With little fanfare — and in some cases less attention than they deserved — four other notable bills (besides the Uptown MHA upzone) were passed into law by the City Council today.
- The Council passed a land-use ordinance put forth by Council member Juarez that places a moratorium on new commercial development in the Aurora-Licton Springs Urban Village. On the merits, the bill makes a lot of sense: through the HALA city-wide process, the area is expected to be rezoned next year with commercial zones being switched to “neighborhood commercial” to move away from car dealers and warehouses toward more housing and pedestrian-friendly retail businesses, so it makes little sense to allow commercial development projects to start now that wouldn’t be allowed a year from now. What was eyebrow-raising about this ordinance is that it invoked the Council’s emergency powers to make land use code changes and thereby bypass an EIS review under the state SEPA law. It also allowed the Council to schedule the required public hearing for after the bill passed into law, rather than before. To invoke the “public emergency” powers, the bill must be “necessary for the protection of the public health, safety and welfare.” None of the Council members addressed the unusual nature of the bill before voting to approve it. We should all be concerned when our elected officials take an “ends justify the means” approach to justify bypassing public process.

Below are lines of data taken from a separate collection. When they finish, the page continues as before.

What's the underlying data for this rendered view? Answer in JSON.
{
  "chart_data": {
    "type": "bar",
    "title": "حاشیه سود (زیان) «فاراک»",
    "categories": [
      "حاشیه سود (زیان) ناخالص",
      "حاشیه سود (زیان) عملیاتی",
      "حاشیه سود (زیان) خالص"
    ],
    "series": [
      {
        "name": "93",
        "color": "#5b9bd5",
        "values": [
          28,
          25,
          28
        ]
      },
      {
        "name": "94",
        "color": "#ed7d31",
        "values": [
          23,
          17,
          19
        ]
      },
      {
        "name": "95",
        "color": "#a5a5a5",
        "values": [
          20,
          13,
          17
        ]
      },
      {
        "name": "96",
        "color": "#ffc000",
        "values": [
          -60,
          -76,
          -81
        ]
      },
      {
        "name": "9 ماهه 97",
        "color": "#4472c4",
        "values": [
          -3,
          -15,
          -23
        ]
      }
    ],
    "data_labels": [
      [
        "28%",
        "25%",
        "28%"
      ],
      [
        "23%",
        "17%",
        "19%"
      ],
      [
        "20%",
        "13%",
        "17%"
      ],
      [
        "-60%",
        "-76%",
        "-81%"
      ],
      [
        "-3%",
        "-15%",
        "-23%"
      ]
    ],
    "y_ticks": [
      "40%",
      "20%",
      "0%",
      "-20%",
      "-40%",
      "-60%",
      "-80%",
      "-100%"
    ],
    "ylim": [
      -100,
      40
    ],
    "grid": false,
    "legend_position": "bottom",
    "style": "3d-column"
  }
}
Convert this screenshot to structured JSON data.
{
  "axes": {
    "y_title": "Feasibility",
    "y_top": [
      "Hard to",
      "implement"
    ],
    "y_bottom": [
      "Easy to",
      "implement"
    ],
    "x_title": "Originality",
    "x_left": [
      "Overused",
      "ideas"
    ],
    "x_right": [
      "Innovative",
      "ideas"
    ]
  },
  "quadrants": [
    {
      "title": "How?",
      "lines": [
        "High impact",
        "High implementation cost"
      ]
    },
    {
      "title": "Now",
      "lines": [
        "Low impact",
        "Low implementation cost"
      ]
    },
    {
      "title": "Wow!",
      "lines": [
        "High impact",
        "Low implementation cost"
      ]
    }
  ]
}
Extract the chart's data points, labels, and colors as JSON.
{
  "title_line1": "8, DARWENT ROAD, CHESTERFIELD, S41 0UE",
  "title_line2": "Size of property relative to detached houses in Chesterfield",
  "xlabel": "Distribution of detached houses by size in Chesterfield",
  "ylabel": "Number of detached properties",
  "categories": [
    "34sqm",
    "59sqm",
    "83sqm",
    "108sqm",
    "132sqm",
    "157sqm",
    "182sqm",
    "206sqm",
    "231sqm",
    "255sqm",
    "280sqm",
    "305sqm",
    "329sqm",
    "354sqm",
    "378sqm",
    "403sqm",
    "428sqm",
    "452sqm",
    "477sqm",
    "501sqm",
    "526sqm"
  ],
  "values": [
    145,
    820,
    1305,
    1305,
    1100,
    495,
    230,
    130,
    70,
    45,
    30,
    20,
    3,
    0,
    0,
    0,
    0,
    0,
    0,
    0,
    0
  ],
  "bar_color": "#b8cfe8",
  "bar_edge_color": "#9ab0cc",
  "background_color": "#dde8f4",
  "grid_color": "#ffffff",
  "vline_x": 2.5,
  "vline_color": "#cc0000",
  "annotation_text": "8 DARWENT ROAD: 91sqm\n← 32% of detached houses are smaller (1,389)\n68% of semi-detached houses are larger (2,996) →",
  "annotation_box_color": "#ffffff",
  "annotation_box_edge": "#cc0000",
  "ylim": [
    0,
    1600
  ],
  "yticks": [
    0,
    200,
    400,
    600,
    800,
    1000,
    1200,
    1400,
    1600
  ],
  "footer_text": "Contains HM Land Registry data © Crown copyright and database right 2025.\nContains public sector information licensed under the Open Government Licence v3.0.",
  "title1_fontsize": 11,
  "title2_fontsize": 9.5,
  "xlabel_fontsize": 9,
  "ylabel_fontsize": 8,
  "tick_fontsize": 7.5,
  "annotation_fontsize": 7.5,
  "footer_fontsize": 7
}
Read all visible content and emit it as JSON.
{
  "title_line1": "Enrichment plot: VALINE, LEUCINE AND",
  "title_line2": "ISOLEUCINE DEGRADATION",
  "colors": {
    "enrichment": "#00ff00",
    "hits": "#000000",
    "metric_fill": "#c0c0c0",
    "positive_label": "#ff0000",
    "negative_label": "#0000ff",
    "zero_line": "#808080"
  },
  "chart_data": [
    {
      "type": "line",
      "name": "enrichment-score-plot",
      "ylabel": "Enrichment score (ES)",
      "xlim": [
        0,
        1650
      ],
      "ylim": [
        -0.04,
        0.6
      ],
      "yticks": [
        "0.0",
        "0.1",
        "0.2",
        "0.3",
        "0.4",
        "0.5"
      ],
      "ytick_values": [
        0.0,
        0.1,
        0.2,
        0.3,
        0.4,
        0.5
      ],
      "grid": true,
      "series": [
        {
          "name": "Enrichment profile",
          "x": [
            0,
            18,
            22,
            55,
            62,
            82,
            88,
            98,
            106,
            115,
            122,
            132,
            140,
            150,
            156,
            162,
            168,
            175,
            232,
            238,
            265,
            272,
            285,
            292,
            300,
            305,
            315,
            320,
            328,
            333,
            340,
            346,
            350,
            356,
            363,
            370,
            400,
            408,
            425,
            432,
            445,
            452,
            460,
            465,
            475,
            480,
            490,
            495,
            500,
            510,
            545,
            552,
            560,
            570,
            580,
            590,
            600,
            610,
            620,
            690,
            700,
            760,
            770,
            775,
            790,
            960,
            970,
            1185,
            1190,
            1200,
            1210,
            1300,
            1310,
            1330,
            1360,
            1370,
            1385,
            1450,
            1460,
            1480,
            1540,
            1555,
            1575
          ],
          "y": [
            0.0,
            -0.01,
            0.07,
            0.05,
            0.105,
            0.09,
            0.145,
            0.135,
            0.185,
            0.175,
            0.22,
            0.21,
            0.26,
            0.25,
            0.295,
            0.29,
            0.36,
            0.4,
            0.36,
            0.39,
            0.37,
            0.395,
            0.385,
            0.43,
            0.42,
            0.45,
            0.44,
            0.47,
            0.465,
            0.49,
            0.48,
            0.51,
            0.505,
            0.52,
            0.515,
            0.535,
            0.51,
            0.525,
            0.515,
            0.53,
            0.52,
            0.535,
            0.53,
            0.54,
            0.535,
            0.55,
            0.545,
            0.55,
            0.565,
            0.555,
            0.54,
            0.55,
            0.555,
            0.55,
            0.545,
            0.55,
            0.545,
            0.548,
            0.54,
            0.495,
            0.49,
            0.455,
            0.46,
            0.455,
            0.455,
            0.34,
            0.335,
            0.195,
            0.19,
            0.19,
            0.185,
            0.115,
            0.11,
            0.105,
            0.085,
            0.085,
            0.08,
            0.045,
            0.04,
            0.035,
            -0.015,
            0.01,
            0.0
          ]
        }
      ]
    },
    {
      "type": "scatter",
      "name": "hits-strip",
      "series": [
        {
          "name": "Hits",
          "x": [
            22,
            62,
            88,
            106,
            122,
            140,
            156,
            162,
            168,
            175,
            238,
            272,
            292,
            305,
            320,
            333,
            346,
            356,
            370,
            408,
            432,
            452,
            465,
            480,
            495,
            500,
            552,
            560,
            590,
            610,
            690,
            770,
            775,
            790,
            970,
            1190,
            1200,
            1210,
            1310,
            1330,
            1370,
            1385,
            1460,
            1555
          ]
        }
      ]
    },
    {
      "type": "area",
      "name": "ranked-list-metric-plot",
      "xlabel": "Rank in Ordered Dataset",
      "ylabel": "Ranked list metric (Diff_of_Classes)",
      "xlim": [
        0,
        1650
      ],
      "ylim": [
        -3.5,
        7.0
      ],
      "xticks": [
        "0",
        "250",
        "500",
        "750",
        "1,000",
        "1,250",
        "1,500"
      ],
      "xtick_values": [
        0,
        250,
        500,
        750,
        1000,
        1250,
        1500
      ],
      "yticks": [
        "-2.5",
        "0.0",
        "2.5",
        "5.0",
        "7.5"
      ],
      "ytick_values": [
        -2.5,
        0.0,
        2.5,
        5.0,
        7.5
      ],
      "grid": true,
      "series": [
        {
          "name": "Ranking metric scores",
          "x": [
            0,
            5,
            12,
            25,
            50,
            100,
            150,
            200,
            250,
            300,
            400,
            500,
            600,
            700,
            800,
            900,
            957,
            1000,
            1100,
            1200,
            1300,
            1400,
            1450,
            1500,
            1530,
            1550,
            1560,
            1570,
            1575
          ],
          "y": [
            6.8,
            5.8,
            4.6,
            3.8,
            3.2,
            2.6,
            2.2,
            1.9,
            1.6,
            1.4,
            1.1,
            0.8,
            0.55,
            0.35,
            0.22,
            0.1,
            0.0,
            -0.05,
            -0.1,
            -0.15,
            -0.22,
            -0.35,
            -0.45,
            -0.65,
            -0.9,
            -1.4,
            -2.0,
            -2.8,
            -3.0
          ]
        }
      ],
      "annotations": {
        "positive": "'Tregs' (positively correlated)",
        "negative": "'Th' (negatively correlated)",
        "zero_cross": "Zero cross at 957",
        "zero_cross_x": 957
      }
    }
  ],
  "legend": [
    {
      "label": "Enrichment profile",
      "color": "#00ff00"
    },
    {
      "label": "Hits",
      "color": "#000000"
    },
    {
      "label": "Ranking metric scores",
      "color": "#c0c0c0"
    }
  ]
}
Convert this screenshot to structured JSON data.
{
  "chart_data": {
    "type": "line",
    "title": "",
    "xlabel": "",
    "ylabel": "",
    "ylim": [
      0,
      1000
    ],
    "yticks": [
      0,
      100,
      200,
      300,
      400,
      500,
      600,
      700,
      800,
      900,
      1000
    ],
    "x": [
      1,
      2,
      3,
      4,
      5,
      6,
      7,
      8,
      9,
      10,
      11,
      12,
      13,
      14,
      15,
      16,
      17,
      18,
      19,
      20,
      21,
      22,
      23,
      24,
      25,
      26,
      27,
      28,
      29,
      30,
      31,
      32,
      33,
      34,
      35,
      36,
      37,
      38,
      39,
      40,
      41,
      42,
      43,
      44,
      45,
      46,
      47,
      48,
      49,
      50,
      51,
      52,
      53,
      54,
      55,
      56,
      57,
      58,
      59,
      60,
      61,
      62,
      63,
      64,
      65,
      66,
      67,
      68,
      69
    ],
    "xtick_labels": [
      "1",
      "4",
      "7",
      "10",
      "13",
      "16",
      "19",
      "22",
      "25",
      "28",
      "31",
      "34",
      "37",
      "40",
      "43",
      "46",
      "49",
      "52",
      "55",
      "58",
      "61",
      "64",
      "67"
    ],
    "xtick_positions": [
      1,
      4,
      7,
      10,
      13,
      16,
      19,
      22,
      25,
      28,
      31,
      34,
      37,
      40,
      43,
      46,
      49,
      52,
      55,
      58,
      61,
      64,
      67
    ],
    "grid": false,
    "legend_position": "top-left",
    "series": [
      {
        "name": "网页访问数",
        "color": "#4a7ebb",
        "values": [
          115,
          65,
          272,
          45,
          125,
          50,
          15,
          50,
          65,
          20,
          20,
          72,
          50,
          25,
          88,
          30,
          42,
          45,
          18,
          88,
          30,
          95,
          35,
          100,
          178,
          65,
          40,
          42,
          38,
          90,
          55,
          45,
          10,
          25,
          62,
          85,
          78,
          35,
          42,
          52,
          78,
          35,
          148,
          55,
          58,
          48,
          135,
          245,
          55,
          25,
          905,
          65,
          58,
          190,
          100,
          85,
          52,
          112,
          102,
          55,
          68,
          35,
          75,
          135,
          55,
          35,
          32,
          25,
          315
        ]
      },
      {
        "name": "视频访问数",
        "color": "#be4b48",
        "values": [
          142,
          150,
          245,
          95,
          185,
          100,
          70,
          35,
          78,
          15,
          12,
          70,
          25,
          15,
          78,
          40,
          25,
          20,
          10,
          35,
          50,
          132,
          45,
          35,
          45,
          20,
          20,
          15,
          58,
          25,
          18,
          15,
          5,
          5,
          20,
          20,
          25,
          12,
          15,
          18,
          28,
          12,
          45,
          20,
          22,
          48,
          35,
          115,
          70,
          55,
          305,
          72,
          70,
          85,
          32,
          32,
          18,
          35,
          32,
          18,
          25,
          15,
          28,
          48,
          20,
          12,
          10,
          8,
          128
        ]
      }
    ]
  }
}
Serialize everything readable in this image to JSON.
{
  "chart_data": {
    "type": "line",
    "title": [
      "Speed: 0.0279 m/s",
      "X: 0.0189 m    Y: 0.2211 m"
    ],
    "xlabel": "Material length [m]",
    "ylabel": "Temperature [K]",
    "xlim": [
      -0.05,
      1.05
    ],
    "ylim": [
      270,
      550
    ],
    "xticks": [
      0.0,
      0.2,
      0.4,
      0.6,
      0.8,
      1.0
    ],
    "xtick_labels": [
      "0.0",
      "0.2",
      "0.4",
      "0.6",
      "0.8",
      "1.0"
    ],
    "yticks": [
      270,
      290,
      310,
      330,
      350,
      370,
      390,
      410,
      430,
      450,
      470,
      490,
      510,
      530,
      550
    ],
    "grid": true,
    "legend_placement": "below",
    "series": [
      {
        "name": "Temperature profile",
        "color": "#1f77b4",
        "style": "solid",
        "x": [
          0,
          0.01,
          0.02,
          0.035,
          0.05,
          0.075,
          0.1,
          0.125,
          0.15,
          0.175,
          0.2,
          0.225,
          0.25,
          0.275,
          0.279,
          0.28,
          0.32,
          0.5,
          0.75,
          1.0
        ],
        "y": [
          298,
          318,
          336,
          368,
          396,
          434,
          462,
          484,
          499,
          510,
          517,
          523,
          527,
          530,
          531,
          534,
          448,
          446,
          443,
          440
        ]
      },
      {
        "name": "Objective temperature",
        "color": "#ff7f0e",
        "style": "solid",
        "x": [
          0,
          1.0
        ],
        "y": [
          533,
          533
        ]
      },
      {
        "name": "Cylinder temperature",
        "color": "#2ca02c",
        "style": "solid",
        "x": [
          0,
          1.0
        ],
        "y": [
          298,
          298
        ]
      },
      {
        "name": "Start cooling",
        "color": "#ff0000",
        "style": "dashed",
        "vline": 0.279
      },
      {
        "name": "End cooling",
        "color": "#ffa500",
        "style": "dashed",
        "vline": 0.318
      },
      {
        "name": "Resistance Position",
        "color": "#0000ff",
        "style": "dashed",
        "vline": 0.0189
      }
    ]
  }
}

- The Council also approved a one-year lease extension for a warehouse owned by the Army that the city makes available for the St. Martin De Porres shelter for older single men. What is unusual here is that the lease agreement specifically restricts the shelter to overnight-only. For the past year and a half the city government (both the Council and the Human Services Department) have recognized that overnight-only shelters are bad policy, and that many homeless people would rather live on the street fulltime than be kicked out on the street at 6am every morning. It’s unclear why the city would agree to a lease that requires them to continue that practice. It’s certainly understandable that some (perhaps many) service providers may not be able to shift from overnight-only to 24-hour, but it makes no sense for the city to sign a lease agreement that explicitly precludes that possibility upfront.
- The Council approved its annual slate of updates to the city’s Comprehensive Plan. The handful of changes were minor and technical, not a surprise given the major overhaul of the comprehensive plan that was approved last year. The Council is only allowed to update the Comprehensive Plan, and has already approved a docket of potential changes to be researched for next year’s update.
- The Council approved a set of changes to the city’s Design Review process, intended to streamline review processes. This turned out to be a complicated process, with pressures on the Council from some stakeholders to extend review to more projects, and pressure from others to exempt more projects. In the end, they did a bit of both. They also modified the criteria for when projects are required to go through a full design review in front of a Design Review Board, versus an administrative review handed just by city staff. And they added additional criteria to force design review for larger projects on sites that are adjacent to single-family zones and have recently been upzoned, so as to put additional attention on ensuring that those transitional areas of zoning receive greater attention.